Cómo impactó la apertura total del mercado en las ventas de autos 0 km importados y nacionales
Dos años y medio después de eliminar las restricciones para importar vehículos, el mercado argentino invirtió su mix: hoy predominan los autos importados, aunque la producción local mantiene un 43%. El análisis marca por marca revela tendencias y desafíos.
Desde el 1 de enero de 2024 hasta el 30 de junio de 2026, el mercado automotor argentino experimentó un cambio profundo tras la eliminación de las SIRA, las restricciones que limitaban el acceso a dólares para importar vehículos. En estos dos años y medio, el panorama de ventas de autos 0 km mostró una inversión en el equilibrio entre autos nacionales e importados.
Durante los años previos, especialmente en 2022 y 2023, el sistema de autorizaciones para importar autos y autopartes desde Brasil y otros países afectó la oferta, provocando faltantes de unidades y paradas en la producción. Esa situación se tradujo en una caída del mercado del 50% desde 2019.
Con la apertura total a la importación en 2024, se vendieron 1.257.799 vehículos particulares y comerciales livianos, con un promedio mensual de 41.926 unidades, superior a las 35.707 unidades promedio mensual de 2022 y 2023. Sin embargo, el mix entre autos fabricados localmente y los importados cambió radicalmente: mientras que a fines de 2023 la producción nacional dominaba con un 65%, hoy los importados representan el 65%, dejando a la industria local con un 35%. En todo el período, la fabricación nacional representa un 43% del total, un dato que desafía la idea de una desindustrialización absoluta.
El comportamiento del mercado no fue lineal. El primer semestre de 2024 fue el más débil, afectado por la devaluación de diciembre de 2023 que paralizó las ventas durante los primeros tres meses, con solo 173.079 vehículos vendidos. La segunda mitad del año mejoró hasta 217.388 unidades.
En 2025, la reactivación del crédito a tasas subsidiadas impulsó un fuerte crecimiento en el primer semestre, con 308.887 patentamientos, generando expectativas de alcanzar las 700.000 ventas anuales. Sin embargo, la incertidumbre política y económica previa a las elecciones de medio término enfrió el segundo semestre, que cayó a 270.216 unidades. En la primera mitad de 2026, las ventas ascendieron a 277.049 unidades, mejorando el semestre anterior y los de 2024, aunque permanecen por debajo del pico del primer semestre de 2025.

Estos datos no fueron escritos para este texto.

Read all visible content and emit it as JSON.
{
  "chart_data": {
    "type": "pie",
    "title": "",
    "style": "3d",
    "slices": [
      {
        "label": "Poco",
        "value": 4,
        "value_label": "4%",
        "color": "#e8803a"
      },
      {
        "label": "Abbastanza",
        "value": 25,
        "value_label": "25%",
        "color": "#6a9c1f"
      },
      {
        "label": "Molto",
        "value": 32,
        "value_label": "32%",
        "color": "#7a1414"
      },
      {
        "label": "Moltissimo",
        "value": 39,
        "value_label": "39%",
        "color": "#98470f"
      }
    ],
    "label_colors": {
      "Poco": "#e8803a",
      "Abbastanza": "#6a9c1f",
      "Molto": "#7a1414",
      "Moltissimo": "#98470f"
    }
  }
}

Un dato relevante es que el 90% de los patentamientos en estos dos años y medio corresponden a solo 10 marcas, todas con producción en Argentina y Brasil. Estas terminales aprovecharon la apertura para ampliar su oferta importando modelos desde sus plantas brasileñas. En el primer semestre de 2026, Brasil aportó el 63% de los autos importados, y sumando nacionales y brasileños, se alcanza un 75,5% del total vendido.
El ranking de ventas entre enero de 2025 y junio de 2026 está liderado por Toyota con 220.417 unidades (17,5% del mercado), seguida por Volkswagen con 197.762 vehículos (15,7%) y Fiat con 156.252 autos (12,4%). Renault sorprendió al posicionarse cuarto con 115.073 unidades (9,1%), superando a Ford, que vendió 111.924 vehículos (8,8%), y a Peugeot con 107.749 autos (8,5%).
Por debajo de las 100.000 unidades, General Motors fue la marca más afectada por las restricciones previas, al no adherirse al programa BOPREAL para sanear deudas, lo que limitó sus importaciones en 2024 y provocó una caída de 2 puntos en su cuota de mercado. GM patentó 93.559 unidades (7,4%) en los cinco semestres. Completan el Top 10 Citroën con 49.499 ventas (3,9%), Jeep con 42.193 (3,3%) y Nissan con 35.023 autos (2,7%).
El crecimiento de los autos importados respondió a la mayor variedad y competitividad en precios, aunque la industria local enfrenta el desafío de adaptarse para mantener su participación. El futuro dependerá de políticas que equilibren apertura y desarrollo nacional.